If “art is an act of violence” as the uncompromising Nicolas Winding Refn has attested, then his vicious Viking abstraction Valhalla Rising must surely belong in the Louvre.
Cut to the bone in terms of narrative and dialogue, the only thing harsher than the inevitability of (often brutal) death in Refn’s powerful and primeval journey into apocalyptic dread is the bleakly beautiful Scottish landscapes in which the film was shot.
Coming off the back of Bronson (2008), Refn’s penchant for anti-heroes takes us back to 1000AD and Mads Mikkelsen’s One-Eye, a mute Norse savage who wreaks a terrible vengeance against his captors and, following his escape, agrees to accompany a group of Viking Christians in search of the Holy Land.
One-Eye’s only companion is a young boy (Maarten Stevenson), who believes the silent warrior has been delivered to this godforsaken place from hell. The group’s devout leader (Ewan Stewart) is confident that, by accompanying them on their quest across the ocean, One-Eye can be cleansed of his sins. The land they finally arrive at, however, is far from holy and no amount of faith can prepare them for the dawning realisation that they are trapped in purgatory.
Valhalla Rising feels like a curious mash-up of the nihilism of Bergman and the bloodthirstiness of Mel Gibson, while its stark reminder of man’s hubristic folly in trying to conquer nature is Aguirre, The Wrath of God-level Werner Herzog.
The film’s hellish, pared-back arthouse aesthetic is certainly not to everyone’s taste and might in part explain its disastrous box office returns, but such is the power of Mikkelsen’s towering central performance and Morten Søborg’s arresting cinematography that Valhalla Rising avoids becoming the cinematic equivalent of a coffee table book.
The insanity that grips the Crusaders is most effectively portrayed during the film’s central chapter (it is split into six parts with self-explanatory titles such as “silent warrior” and “hell”), in which their voyage across the ocean is met with disaster when a thick fog shrouds both the boat and their collective reasoning.
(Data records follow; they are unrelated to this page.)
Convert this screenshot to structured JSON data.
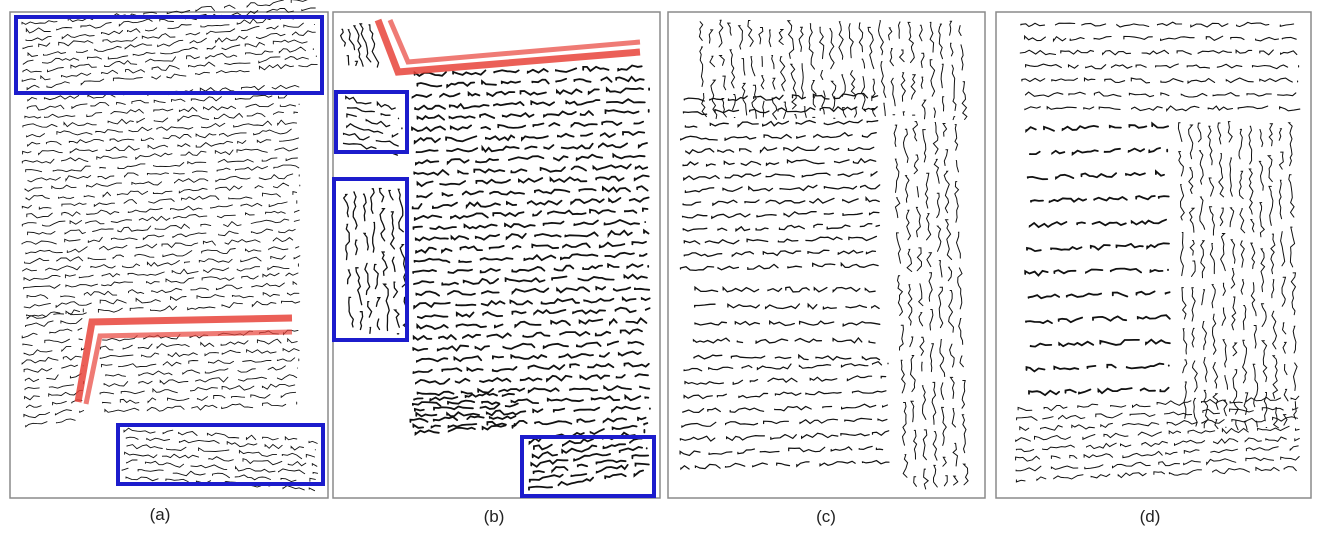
{
  "figure": {
    "panels": [
      {
        "label": "(a)"
      },
      {
        "label": "(b)"
      },
      {
        "label": "(c)"
      },
      {
        "label": "(d)"
      }
    ]
  }
}
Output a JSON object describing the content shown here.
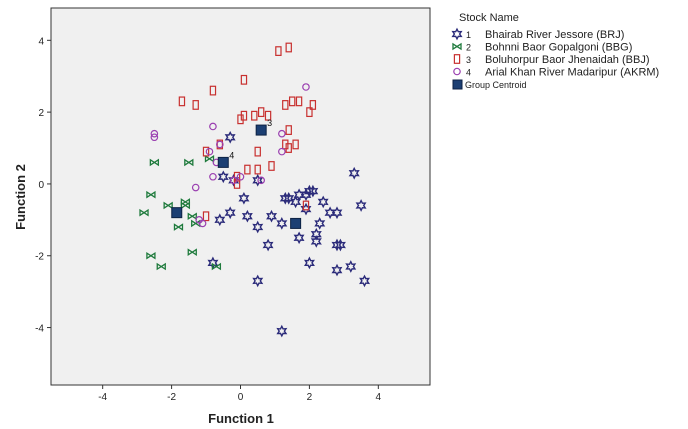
{
  "chart_data": {
    "type": "scatter",
    "title": "",
    "xlabel": "Function 1",
    "ylabel": "Function 2",
    "xlim": [
      -5.5,
      5.5
    ],
    "ylim": [
      -5.6,
      4.9
    ],
    "xticks": [
      -4,
      -2,
      0,
      2,
      4
    ],
    "yticks": [
      -4,
      -2,
      0,
      2,
      4
    ],
    "xtick_labels": [
      "-4",
      "-2",
      "0",
      "2",
      "4"
    ],
    "ytick_labels": [
      "-4",
      "-2",
      "0",
      "2",
      "4"
    ],
    "grid": false,
    "legend_position": "right",
    "legend_title": "Stock Name",
    "colors": {
      "background": "#f0f0f0",
      "series_1": "#2b2b7a",
      "series_2": "#1e7a3c",
      "series_3": "#c8302f",
      "series_4": "#9a3fb0",
      "centroid": "#1c3f73"
    },
    "series": [
      {
        "id": "1",
        "name": "Bhairab River Jessore (BRJ)",
        "marker": "star-icon",
        "points": [
          [
            -0.3,
            1.3
          ],
          [
            -0.5,
            0.2
          ],
          [
            -0.2,
            0.1
          ],
          [
            0.1,
            -0.4
          ],
          [
            -0.3,
            -0.8
          ],
          [
            -0.6,
            -1.0
          ],
          [
            0.2,
            -0.9
          ],
          [
            0.5,
            -1.2
          ],
          [
            0.9,
            -0.9
          ],
          [
            1.3,
            -0.4
          ],
          [
            1.4,
            -0.4
          ],
          [
            1.6,
            -0.5
          ],
          [
            1.7,
            -0.3
          ],
          [
            1.9,
            -0.3
          ],
          [
            2.0,
            -0.2
          ],
          [
            2.1,
            -0.2
          ],
          [
            1.9,
            -0.7
          ],
          [
            2.4,
            -0.5
          ],
          [
            2.6,
            -0.8
          ],
          [
            2.8,
            -0.8
          ],
          [
            2.3,
            -1.1
          ],
          [
            2.2,
            -1.4
          ],
          [
            2.2,
            -1.6
          ],
          [
            1.7,
            -1.5
          ],
          [
            1.2,
            -1.1
          ],
          [
            0.8,
            -1.7
          ],
          [
            2.8,
            -1.7
          ],
          [
            2.9,
            -1.7
          ],
          [
            3.3,
            0.3
          ],
          [
            3.5,
            -0.6
          ],
          [
            2.0,
            -2.2
          ],
          [
            2.8,
            -2.4
          ],
          [
            3.2,
            -2.3
          ],
          [
            3.6,
            -2.7
          ],
          [
            0.5,
            -2.7
          ],
          [
            -0.8,
            -2.2
          ],
          [
            1.2,
            -4.1
          ],
          [
            0.5,
            0.1
          ]
        ]
      },
      {
        "id": "2",
        "name": "Bohnni Baor Gopalgoni (BBG)",
        "marker": "bowtie-icon",
        "points": [
          [
            -2.5,
            0.6
          ],
          [
            -2.6,
            -0.3
          ],
          [
            -2.8,
            -0.8
          ],
          [
            -2.1,
            -0.6
          ],
          [
            -1.6,
            -0.5
          ],
          [
            -1.6,
            -0.6
          ],
          [
            -1.8,
            -1.2
          ],
          [
            -1.5,
            0.6
          ],
          [
            -0.9,
            0.7
          ],
          [
            -1.4,
            -0.9
          ],
          [
            -1.3,
            -1.1
          ],
          [
            -1.4,
            -1.9
          ],
          [
            -2.6,
            -2.0
          ],
          [
            -2.3,
            -2.3
          ],
          [
            -0.7,
            -2.3
          ]
        ]
      },
      {
        "id": "3",
        "name": "Boluhorpur Baor Jhenaidah (BBJ)",
        "marker": "rect-icon",
        "points": [
          [
            -1.7,
            2.3
          ],
          [
            -1.3,
            2.2
          ],
          [
            -0.8,
            2.6
          ],
          [
            0.1,
            2.9
          ],
          [
            0.0,
            1.8
          ],
          [
            0.1,
            1.9
          ],
          [
            0.4,
            1.9
          ],
          [
            0.6,
            2.0
          ],
          [
            0.8,
            1.9
          ],
          [
            1.1,
            3.7
          ],
          [
            1.4,
            3.8
          ],
          [
            1.3,
            2.2
          ],
          [
            1.5,
            2.3
          ],
          [
            1.7,
            2.3
          ],
          [
            2.0,
            2.0
          ],
          [
            2.1,
            2.2
          ],
          [
            1.4,
            1.5
          ],
          [
            1.4,
            1.0
          ],
          [
            1.6,
            1.1
          ],
          [
            1.3,
            1.1
          ],
          [
            0.5,
            0.9
          ],
          [
            0.2,
            0.4
          ],
          [
            0.5,
            0.4
          ],
          [
            0.9,
            0.5
          ],
          [
            -0.1,
            0.2
          ],
          [
            -0.1,
            0.0
          ],
          [
            -1.0,
            0.9
          ],
          [
            -1.0,
            -0.9
          ],
          [
            -0.6,
            1.1
          ],
          [
            1.9,
            -0.6
          ]
        ]
      },
      {
        "id": "4",
        "name": "Arial Khan River Madaripur (AKRM)",
        "marker": "circle-icon",
        "points": [
          [
            -2.5,
            1.4
          ],
          [
            -2.5,
            1.3
          ],
          [
            -0.8,
            1.6
          ],
          [
            -0.9,
            0.9
          ],
          [
            -0.6,
            1.1
          ],
          [
            -0.7,
            0.6
          ],
          [
            -0.8,
            0.2
          ],
          [
            -1.3,
            -0.1
          ],
          [
            -1.1,
            -1.1
          ],
          [
            -1.2,
            -1.0
          ],
          [
            -0.2,
            0.1
          ],
          [
            0.0,
            0.2
          ],
          [
            0.6,
            0.1
          ],
          [
            1.2,
            0.9
          ],
          [
            1.9,
            2.7
          ],
          [
            1.2,
            1.4
          ]
        ]
      }
    ],
    "centroids": {
      "name": "Group Centroid",
      "points": [
        {
          "label": "1",
          "x": 1.6,
          "y": -1.1,
          "show_label": false
        },
        {
          "label": "2",
          "x": -1.85,
          "y": -0.8,
          "show_label": false
        },
        {
          "label": "3",
          "x": 0.6,
          "y": 1.5,
          "show_label": true
        },
        {
          "label": "4",
          "x": -0.5,
          "y": 0.6,
          "show_label": true
        }
      ]
    }
  }
}
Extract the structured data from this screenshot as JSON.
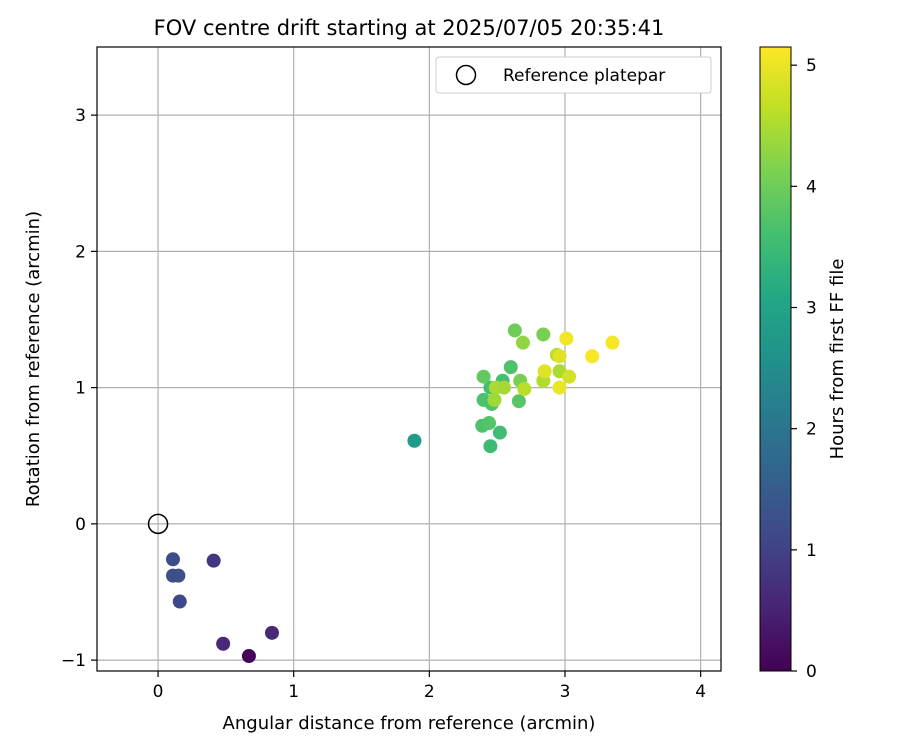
{
  "chart_data": {
    "type": "scatter",
    "title": "FOV centre drift starting at 2025/07/05 20:35:41",
    "xlabel": "Angular distance from reference (arcmin)",
    "ylabel": "Rotation from reference (arcmin)",
    "xlim": [
      -0.45,
      4.15
    ],
    "ylim": [
      -1.08,
      3.5
    ],
    "x_ticks": [
      0,
      1,
      2,
      3,
      4
    ],
    "y_ticks": [
      -1,
      0,
      1,
      2,
      3
    ],
    "grid": true,
    "legend": {
      "position": "top-right",
      "entries": [
        "Reference platepar"
      ]
    },
    "reference_point": {
      "name": "Reference platepar",
      "x": 0.0,
      "y": 0.0
    },
    "colorbar": {
      "label": "Hours from first FF file",
      "min": 0,
      "max": 5.15,
      "ticks": [
        0,
        1,
        2,
        3,
        4,
        5
      ],
      "colormap": "viridis"
    },
    "points": [
      {
        "x": 0.67,
        "y": -0.97,
        "c": 0.05
      },
      {
        "x": 0.48,
        "y": -0.88,
        "c": 0.6
      },
      {
        "x": 0.84,
        "y": -0.8,
        "c": 0.6
      },
      {
        "x": 0.41,
        "y": -0.27,
        "c": 0.8
      },
      {
        "x": 0.16,
        "y": -0.57,
        "c": 1.1
      },
      {
        "x": 0.11,
        "y": -0.26,
        "c": 1.2
      },
      {
        "x": 0.11,
        "y": -0.38,
        "c": 1.25
      },
      {
        "x": 0.15,
        "y": -0.38,
        "c": 1.25
      },
      {
        "x": 1.89,
        "y": 0.61,
        "c": 2.8
      },
      {
        "x": 2.45,
        "y": 0.57,
        "c": 3.5
      },
      {
        "x": 2.52,
        "y": 0.67,
        "c": 3.55
      },
      {
        "x": 2.39,
        "y": 0.72,
        "c": 3.7
      },
      {
        "x": 2.44,
        "y": 0.74,
        "c": 3.75
      },
      {
        "x": 2.4,
        "y": 0.91,
        "c": 3.65
      },
      {
        "x": 2.46,
        "y": 0.88,
        "c": 3.7
      },
      {
        "x": 2.45,
        "y": 1.0,
        "c": 3.6
      },
      {
        "x": 2.54,
        "y": 1.05,
        "c": 3.6
      },
      {
        "x": 2.6,
        "y": 1.15,
        "c": 3.7
      },
      {
        "x": 2.66,
        "y": 0.9,
        "c": 3.8
      },
      {
        "x": 2.4,
        "y": 1.08,
        "c": 3.9
      },
      {
        "x": 2.67,
        "y": 1.05,
        "c": 4.1
      },
      {
        "x": 2.63,
        "y": 1.42,
        "c": 4.0
      },
      {
        "x": 2.84,
        "y": 1.39,
        "c": 4.1
      },
      {
        "x": 2.69,
        "y": 1.33,
        "c": 4.3
      },
      {
        "x": 2.49,
        "y": 1.0,
        "c": 4.5
      },
      {
        "x": 2.48,
        "y": 0.91,
        "c": 4.4
      },
      {
        "x": 2.55,
        "y": 1.0,
        "c": 4.45
      },
      {
        "x": 2.7,
        "y": 0.99,
        "c": 4.6
      },
      {
        "x": 2.84,
        "y": 1.05,
        "c": 4.55
      },
      {
        "x": 2.94,
        "y": 1.24,
        "c": 4.6
      },
      {
        "x": 2.96,
        "y": 1.12,
        "c": 4.5
      },
      {
        "x": 2.85,
        "y": 1.12,
        "c": 4.9
      },
      {
        "x": 2.96,
        "y": 1.23,
        "c": 4.9
      },
      {
        "x": 2.96,
        "y": 1.0,
        "c": 5.0
      },
      {
        "x": 3.01,
        "y": 1.36,
        "c": 5.05
      },
      {
        "x": 3.03,
        "y": 1.08,
        "c": 4.8
      },
      {
        "x": 3.2,
        "y": 1.23,
        "c": 5.1
      },
      {
        "x": 3.35,
        "y": 1.33,
        "c": 5.1
      }
    ]
  }
}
A crucifix is erected upon finally arriving at this new land, but it offers no safety from the arrows that are regularly loosed at them from the forest by unknown assailants, while the dearth of animals or fruit also eats into their dwindling faith.
Their growing despair is allowed to manifest when they drink a psychotropic brew and their base instincts are unleashed in a scene that has the look and feel of a Godspeed You! Black Emperor video and could well have served as an influence on Ben Wheatley’s A Field in England (2013).
Mikkelsen is often filmed side on in extreme close-up, his immovable features set against the equally implacable landscape. Scotland has arguably never looked more alien or more beautiful; its unforgiving nature cruelly exposes the human weaknesses of the Christians, particularly the leader who is seemingly willing to sacrifice anyone in order to build the new Jerusalem he so blindly believes possible.
Perhaps tellingly, the final two remaining Christians, when everything else is lost, take to following the heathen One-Eye, whether it be out of fear of death, an utter loss of faith or both.
The success of Refn’s follow-up Drive (2011) has cast a large shadow over the director’s career and sadly pulled the focus away from the likes of Valhalla Rising. It’s a pity, as the film is powerfully executed and arguably a distillation of his oeuvre so far.